Friday, 8 October 2010

Ambition is a dangerous game.

Living in a house-share for the first time has had a fairly massive impact on my life. For the first time I'm truly exposed to the frolics and foibles of other people, without the option of just saying "jog on" and letting it go. While for the most part who does and doesn't leave pills on the table, and who never turns on the extractor fan is fairly mundane, there are some things which have led me to re-examine my own standing in life.
So we have P. She is a pretty, athletic, intelligent, 19 year old girl. Basically the average student, right?
Wrong.
She is also an obsessive CV booster. For P, to do the work to guarantee her an Honours degree is not enough, she joins enterprise schemes, sports teams, volunteers, dances, attends meetings, rallies, works a counselling hotline for rape victims.... you get the idea. Sleep and nourishment fit round the edges.

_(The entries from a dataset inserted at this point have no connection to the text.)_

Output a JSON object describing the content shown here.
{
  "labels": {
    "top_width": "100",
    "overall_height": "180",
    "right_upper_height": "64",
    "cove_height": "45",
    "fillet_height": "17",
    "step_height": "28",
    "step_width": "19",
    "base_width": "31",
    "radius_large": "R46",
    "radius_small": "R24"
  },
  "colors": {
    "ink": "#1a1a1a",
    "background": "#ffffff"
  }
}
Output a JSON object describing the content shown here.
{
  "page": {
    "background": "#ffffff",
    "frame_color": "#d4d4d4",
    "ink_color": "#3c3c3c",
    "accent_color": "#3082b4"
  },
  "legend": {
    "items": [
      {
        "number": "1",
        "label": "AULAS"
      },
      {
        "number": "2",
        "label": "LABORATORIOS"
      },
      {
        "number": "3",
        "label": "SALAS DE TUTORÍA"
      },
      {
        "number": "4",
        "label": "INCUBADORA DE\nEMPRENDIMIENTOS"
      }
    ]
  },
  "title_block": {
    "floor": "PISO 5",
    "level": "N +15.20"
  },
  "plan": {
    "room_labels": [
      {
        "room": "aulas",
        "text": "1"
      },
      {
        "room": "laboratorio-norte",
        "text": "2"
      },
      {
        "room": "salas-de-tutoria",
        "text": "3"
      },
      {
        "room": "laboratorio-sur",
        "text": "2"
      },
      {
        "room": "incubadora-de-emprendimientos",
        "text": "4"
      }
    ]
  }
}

Now personally, I have always considered myself a pretty well rounded human, I have interests, I'm competitive, I'd even call myself ambitious. But when I look at myself next to P, I'm a regular layabout.

At what point does ambition become all consuming? Ambition, for ambition's sake seems so meaningless. I want to be successful in order that I can afford a good lifestyle, this in turn will make me happy. But if my quest for success costs me happiness along the way, and all I can do is moan about having two meetings at 8 o'clock, does the means justify the end? Seems to me this is how we end up with 28 year old burned out, divorced executives, who sold out their youth for their future, only to get to the top and realised that they've dropped what they needed on the way.

I need to figure out how ruthless/self-serving I can afford to be, and without hindsight, it's a pretty tough call.